La levée du secret professionnel de l'avocat peut engager la responsabilité du détenteur du privilège, notamment dans les affaires impliquant l'aveu d'un crime grave. Par conséquent, estime la Cour suprême, les détenteurs du privilège dont les communications avec leur avocat sont divulguées dans le cadre d'une demande de type McClure doivent être protégés par le principe résiduel interdisant l'auto-incrimination contenu à l'article 7 de la Charte canadienne. Ils doivent bénéficier des mêmes protections qu'un témoin contraignable, soit l'immunité contre l'utilisation de la preuve et l'immunité contre l'utilisation d'une preuve dérivée. Toutefois, précise la Cour, cela ne veut pas dire que la divulgation de renseignements protégés en vertu d'une demande de type McClure doive entraîner l'immunité dite « à l'égard d'une affaire donnée », c'est-à-dire l'immunité à l'égard de toute poursuite au criminel dans l'avenir pour des crimes qui sont l'objet des communications entre l'avocat et son client. « Un tel élargissement de l'immunité offrirait au détenteur du privilège une protection qui ne lui aurait jamais été offerte, n'eut été la demande de type McClure présentée par l'accusé », conclut la Cour.

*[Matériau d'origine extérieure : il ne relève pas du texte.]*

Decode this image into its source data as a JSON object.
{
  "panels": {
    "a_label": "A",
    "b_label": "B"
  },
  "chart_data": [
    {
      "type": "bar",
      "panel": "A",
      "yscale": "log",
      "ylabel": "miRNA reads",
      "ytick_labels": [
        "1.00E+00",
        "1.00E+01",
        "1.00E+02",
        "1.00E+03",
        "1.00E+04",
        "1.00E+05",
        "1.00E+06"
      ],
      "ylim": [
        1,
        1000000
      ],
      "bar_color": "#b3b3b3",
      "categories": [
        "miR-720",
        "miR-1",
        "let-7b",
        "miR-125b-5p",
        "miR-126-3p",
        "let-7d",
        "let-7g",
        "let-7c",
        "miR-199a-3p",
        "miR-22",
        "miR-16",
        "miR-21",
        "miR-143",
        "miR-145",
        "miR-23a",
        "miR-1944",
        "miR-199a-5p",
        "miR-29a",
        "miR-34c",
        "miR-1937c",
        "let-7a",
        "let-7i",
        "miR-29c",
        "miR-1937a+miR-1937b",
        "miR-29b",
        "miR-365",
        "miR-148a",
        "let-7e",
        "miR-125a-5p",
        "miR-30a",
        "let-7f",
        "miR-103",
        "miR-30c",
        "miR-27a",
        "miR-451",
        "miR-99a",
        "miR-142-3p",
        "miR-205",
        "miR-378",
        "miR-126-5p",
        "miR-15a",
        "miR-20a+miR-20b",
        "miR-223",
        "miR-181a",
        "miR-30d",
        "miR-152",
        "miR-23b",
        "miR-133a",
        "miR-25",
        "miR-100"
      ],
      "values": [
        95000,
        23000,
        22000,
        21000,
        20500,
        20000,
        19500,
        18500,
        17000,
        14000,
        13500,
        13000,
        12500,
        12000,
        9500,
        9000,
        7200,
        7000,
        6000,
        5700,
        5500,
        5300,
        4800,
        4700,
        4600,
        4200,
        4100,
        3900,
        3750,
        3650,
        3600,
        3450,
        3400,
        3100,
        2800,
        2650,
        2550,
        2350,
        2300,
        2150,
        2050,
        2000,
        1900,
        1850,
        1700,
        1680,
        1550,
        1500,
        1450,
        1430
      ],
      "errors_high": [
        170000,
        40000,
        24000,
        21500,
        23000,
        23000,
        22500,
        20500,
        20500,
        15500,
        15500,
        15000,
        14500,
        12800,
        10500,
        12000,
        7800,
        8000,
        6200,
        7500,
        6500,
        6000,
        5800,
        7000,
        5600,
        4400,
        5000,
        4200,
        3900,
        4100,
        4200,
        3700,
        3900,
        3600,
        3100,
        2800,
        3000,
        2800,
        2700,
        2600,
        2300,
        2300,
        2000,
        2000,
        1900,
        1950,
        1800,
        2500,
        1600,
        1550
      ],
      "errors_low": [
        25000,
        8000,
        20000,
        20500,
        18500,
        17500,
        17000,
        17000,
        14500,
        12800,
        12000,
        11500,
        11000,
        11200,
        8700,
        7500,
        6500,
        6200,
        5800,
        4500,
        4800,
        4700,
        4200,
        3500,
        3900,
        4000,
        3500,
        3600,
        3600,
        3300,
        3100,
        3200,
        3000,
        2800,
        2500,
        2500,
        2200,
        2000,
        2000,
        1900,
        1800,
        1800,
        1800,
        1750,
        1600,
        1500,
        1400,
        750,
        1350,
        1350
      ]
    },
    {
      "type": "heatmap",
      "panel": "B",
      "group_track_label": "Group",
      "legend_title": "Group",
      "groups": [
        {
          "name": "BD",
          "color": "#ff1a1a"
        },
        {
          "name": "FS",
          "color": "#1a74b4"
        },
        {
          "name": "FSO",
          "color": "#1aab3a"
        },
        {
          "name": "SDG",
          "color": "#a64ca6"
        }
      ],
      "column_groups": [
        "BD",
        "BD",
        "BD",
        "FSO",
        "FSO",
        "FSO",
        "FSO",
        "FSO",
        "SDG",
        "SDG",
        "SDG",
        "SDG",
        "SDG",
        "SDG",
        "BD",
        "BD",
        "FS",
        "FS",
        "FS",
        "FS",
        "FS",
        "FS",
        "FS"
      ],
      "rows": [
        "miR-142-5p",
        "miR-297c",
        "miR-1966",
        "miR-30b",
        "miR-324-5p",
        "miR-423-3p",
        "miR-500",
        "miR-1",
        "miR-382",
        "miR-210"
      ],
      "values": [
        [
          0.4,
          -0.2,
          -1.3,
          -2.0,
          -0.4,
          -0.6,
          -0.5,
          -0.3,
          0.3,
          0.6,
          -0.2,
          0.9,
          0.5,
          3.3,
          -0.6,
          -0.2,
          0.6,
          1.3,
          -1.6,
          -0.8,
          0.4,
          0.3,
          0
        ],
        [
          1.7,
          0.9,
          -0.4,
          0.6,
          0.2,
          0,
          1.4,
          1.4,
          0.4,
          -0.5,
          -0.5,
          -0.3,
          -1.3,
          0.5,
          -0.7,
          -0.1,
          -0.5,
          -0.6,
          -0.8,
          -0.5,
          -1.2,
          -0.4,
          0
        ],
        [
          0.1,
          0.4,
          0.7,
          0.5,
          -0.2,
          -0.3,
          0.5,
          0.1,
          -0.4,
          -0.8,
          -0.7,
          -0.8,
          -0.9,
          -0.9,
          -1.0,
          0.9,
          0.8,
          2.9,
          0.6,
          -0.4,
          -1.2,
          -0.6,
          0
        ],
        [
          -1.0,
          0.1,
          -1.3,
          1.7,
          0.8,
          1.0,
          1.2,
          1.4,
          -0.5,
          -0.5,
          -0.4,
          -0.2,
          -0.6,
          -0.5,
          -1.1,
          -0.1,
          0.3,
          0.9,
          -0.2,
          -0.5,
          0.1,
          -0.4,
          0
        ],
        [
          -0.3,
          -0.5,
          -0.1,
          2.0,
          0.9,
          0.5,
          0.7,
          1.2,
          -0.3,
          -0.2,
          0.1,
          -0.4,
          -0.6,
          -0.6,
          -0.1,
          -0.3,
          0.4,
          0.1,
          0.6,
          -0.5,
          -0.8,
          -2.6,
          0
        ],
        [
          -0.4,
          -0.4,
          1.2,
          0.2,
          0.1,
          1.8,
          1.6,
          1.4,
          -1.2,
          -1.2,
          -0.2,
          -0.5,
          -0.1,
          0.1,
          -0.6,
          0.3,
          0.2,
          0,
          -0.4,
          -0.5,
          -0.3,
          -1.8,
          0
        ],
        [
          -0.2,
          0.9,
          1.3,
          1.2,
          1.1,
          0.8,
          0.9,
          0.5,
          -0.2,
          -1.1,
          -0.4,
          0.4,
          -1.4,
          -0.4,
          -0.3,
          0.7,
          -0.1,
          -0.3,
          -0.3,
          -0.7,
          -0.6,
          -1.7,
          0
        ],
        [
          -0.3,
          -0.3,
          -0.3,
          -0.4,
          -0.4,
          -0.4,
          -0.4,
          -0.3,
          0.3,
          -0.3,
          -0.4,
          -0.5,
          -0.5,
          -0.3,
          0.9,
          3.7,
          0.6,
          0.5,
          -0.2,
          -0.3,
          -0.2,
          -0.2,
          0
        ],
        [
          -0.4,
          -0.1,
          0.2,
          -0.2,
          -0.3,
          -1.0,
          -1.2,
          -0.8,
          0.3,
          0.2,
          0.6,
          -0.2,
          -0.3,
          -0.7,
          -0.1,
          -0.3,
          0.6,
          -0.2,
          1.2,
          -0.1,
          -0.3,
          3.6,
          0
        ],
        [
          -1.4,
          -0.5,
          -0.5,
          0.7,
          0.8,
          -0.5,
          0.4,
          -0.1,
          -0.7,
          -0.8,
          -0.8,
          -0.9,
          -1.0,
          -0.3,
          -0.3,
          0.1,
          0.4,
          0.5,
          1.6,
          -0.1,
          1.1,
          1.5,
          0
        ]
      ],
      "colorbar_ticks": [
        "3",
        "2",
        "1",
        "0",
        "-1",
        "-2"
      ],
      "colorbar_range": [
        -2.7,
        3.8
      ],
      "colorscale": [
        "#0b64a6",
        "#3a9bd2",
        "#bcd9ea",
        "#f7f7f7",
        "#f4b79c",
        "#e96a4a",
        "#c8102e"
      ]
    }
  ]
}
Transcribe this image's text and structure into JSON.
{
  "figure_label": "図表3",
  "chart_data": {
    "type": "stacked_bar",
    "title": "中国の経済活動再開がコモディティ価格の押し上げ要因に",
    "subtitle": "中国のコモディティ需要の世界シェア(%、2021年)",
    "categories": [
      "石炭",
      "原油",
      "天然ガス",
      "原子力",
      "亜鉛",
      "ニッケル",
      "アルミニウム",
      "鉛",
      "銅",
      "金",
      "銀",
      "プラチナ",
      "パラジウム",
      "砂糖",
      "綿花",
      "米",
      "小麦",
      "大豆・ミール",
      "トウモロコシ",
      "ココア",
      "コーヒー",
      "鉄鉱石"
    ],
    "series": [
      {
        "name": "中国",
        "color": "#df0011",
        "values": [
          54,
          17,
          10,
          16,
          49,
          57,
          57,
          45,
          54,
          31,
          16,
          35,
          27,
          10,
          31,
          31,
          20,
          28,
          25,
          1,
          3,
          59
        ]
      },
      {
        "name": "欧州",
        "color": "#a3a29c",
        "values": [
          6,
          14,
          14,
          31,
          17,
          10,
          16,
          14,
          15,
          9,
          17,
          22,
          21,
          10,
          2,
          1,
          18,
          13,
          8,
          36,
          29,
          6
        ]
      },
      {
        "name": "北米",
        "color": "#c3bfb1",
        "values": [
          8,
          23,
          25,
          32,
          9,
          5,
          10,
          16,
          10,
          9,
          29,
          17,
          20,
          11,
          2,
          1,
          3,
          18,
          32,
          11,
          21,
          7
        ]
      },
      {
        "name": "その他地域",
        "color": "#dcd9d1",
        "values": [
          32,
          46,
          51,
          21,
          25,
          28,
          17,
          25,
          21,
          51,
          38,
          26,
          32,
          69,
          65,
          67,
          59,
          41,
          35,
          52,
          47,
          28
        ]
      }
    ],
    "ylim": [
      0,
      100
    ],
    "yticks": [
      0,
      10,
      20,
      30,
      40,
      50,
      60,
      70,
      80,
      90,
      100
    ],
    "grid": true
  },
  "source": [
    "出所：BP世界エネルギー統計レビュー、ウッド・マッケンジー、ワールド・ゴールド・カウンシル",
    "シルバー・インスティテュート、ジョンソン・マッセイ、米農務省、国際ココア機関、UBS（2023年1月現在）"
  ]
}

1 R. c. McClure, [2001] 1 R.C.S. 445, 2001 CSC 14.
2 R. c. Brown, 2002 CSC 32; au http://www.lexum.umontreal.ca/fr/rec/html/benson.fr.html
3 Comme dans R. c. O'Connor, [1995] 4 R.C.S. 411, par. 163, une affaire de production de dossiers médicaux et thérapeutiques en la possession de tiers, codifiée par la suite aux art. 278.1-278.91 C.cr.